What it argues
Freakonomics is economist Steven Levitt and journalist Stephen Dubner's argument that economics — properly understood as the study of incentives — can explain things that look, on the surface, like they have nothing to do with money. The book doesn't have a single thesis. Its organizing principle is a method: find good data, ask a question nobody thought to ask, and follow the numbers wherever they go, even if the answer is uncomfortable.

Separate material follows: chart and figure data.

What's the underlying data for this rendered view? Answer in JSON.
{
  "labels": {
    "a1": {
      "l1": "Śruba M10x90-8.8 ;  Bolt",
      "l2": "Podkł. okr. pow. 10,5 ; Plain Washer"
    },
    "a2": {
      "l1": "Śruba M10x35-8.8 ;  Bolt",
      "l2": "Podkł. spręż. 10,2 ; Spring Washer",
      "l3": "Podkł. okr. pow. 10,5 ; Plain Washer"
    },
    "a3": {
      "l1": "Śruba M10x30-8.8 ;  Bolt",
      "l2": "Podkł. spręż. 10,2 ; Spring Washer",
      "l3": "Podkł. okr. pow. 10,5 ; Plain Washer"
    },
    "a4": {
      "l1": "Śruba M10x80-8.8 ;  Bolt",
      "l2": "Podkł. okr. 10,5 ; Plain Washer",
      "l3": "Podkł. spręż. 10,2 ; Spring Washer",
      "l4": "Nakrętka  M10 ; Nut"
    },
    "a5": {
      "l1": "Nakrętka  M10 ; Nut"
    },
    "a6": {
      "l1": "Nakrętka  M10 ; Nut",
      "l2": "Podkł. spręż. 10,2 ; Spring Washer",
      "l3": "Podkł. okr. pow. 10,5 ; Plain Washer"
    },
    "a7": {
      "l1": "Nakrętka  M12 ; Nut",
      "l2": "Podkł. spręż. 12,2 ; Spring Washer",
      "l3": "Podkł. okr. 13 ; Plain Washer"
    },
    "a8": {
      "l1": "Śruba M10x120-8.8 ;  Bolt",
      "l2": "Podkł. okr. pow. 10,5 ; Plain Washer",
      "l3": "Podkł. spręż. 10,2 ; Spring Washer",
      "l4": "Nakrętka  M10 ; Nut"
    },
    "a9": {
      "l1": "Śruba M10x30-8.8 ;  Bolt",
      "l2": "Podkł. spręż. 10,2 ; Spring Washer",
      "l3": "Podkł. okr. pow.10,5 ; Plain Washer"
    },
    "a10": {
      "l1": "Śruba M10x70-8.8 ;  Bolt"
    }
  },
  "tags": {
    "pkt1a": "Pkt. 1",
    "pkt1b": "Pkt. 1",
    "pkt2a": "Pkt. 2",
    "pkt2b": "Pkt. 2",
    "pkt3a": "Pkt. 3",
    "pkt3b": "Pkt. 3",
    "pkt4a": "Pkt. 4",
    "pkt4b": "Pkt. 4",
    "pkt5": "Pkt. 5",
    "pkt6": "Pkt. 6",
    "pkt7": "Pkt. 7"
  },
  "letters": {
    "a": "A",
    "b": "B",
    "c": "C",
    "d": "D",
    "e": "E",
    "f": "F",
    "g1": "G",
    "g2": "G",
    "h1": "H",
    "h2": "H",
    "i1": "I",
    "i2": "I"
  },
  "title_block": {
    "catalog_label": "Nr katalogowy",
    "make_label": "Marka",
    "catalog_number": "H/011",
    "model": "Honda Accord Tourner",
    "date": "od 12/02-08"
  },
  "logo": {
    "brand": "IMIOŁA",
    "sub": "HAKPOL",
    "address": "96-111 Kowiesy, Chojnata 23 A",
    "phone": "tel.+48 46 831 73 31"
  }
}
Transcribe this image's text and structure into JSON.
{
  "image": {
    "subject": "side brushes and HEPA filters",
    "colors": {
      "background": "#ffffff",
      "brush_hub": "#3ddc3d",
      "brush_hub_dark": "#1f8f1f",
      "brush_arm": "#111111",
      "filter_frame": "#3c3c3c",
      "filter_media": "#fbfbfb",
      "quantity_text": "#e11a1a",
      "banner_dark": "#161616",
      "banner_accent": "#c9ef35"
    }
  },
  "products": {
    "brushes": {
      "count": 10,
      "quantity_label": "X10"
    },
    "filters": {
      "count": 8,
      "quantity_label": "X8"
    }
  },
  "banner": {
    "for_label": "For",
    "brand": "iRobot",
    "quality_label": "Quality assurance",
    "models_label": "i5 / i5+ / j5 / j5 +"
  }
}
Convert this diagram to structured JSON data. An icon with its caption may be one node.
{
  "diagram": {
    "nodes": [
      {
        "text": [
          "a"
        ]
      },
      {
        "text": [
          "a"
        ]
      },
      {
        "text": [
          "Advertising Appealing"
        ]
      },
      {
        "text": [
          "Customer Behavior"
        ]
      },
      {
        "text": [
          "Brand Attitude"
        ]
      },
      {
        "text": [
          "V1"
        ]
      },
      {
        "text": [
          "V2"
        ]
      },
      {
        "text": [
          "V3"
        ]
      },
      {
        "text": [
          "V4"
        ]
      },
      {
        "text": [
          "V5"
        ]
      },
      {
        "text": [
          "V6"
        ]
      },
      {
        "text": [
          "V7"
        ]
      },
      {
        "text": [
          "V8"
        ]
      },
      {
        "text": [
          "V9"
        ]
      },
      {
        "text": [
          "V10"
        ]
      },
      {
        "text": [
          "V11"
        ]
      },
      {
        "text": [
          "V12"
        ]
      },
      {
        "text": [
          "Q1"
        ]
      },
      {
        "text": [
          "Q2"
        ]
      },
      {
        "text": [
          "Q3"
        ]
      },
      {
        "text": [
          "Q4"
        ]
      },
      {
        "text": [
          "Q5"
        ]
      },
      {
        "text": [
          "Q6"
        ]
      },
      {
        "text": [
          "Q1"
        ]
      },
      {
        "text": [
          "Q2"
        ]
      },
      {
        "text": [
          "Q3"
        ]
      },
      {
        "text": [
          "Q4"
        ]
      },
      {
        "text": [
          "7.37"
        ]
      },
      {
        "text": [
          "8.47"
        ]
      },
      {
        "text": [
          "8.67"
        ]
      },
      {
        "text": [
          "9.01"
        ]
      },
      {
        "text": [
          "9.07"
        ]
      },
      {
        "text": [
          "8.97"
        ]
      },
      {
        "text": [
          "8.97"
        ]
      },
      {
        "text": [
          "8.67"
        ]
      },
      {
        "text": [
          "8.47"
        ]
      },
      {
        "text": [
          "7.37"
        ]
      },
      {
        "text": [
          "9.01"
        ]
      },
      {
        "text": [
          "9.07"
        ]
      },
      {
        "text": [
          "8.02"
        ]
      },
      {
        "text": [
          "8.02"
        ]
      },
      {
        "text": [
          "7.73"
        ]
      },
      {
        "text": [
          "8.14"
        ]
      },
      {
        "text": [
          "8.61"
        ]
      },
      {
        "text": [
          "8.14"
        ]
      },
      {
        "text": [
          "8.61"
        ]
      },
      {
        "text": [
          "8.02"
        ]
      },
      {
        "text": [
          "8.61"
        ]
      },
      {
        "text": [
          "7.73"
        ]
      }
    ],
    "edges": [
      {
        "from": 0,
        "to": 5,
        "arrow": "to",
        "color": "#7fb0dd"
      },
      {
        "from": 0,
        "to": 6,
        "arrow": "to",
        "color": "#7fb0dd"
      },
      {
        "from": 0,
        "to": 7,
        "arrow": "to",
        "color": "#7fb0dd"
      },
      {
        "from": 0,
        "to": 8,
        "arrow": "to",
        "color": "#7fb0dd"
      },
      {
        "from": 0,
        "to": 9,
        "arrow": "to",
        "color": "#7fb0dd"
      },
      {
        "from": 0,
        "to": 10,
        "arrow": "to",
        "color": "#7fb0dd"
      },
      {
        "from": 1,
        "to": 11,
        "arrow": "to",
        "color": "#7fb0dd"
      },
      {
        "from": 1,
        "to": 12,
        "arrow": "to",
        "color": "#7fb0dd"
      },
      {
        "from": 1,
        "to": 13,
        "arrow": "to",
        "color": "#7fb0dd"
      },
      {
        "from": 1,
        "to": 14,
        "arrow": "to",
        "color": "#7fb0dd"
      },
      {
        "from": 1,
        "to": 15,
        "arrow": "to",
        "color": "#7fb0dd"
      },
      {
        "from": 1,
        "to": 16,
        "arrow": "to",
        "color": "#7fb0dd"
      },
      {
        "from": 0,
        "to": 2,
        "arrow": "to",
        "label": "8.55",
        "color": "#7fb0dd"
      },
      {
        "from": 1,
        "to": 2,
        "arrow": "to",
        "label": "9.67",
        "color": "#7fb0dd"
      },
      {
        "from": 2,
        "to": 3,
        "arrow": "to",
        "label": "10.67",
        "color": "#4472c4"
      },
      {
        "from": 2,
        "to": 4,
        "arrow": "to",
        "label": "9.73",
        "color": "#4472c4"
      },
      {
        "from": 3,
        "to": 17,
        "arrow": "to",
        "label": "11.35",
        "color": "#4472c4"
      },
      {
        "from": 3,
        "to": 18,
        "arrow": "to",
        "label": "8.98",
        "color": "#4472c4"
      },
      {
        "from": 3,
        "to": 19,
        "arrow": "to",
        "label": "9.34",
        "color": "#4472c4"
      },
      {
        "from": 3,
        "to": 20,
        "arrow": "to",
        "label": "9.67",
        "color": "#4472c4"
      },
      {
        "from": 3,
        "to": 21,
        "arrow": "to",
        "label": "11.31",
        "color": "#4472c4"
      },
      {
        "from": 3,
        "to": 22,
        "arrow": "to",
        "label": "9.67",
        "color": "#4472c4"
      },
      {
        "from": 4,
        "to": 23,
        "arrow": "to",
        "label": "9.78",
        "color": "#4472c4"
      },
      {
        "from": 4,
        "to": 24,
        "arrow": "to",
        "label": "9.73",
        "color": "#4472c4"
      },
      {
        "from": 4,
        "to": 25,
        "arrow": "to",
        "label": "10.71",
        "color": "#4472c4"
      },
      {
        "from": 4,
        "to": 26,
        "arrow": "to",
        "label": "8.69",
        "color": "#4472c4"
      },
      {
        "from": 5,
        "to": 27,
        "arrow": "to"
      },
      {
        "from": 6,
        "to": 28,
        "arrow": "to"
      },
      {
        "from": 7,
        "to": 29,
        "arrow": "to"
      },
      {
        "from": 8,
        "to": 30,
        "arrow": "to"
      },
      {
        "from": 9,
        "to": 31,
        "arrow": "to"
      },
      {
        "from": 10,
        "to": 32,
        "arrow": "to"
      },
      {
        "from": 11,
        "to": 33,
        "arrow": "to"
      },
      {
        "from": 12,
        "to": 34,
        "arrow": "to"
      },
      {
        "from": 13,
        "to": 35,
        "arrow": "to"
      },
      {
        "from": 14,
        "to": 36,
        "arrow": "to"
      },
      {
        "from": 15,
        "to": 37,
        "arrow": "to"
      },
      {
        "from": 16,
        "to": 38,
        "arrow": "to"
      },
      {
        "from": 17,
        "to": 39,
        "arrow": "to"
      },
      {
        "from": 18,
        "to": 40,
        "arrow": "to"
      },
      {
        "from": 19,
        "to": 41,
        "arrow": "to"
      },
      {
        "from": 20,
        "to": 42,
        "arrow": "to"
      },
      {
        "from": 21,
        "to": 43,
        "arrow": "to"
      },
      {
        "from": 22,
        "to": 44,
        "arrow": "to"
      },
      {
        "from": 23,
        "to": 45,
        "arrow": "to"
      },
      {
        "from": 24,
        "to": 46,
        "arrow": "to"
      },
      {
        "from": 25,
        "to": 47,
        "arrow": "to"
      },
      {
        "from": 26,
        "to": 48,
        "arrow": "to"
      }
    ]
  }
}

The most famous case is the argument that the legalization of abortion in the early 1970s, not policing tactics or economic growth, was the primary driver of the dramatic drop in crime rates in the 1990s. Levitt and Dubner trace the logic carefully: children born into circumstances where they are unwanted are statistically more likely to commit crimes, and when Roe v. Wade reduced those births, the effect showed up in crime data roughly eighteen years later. The chapter generated enormous controversy, and the authors engage it directly rather than hedge.
What it gets right
- 1.
Incentives are the central mechanism of human behavior. Understanding who benefits from a situation — financially, socially, or morally — often explains behavior that seems irrational on the surface.
- 2.
Conventional wisdom is frequently wrong, especially when it's propagated by people with an interest in maintaining it. The real estate industry, parenting experts, and crime analysts all get chapters making this point.
- 3.
The link between Roe v. Wade and the 1990s crime drop is Levitt's most controversial claim: reduced births into high-risk circumstances, not policing or the economy, best explains the timing and geography of the decline.
What it covers
Who wrote it
Steven D. Levitt is an economist at the University of Chicago whose research applies statistical analysis to unexpected domains, from crime and education to sumo wrestling and drug markets. He won the John Bates Clark Medal in 2003. Stephen J. Dubner is a journalist and author who has written for The New York Times Magazine and The New Yorker. Together they co-wrote the Freakonomics series, which includes SuperFreakonomics, Think Like a Freak, and When to Rob a Bank, and host the long-running Freakonomics Radio podcast.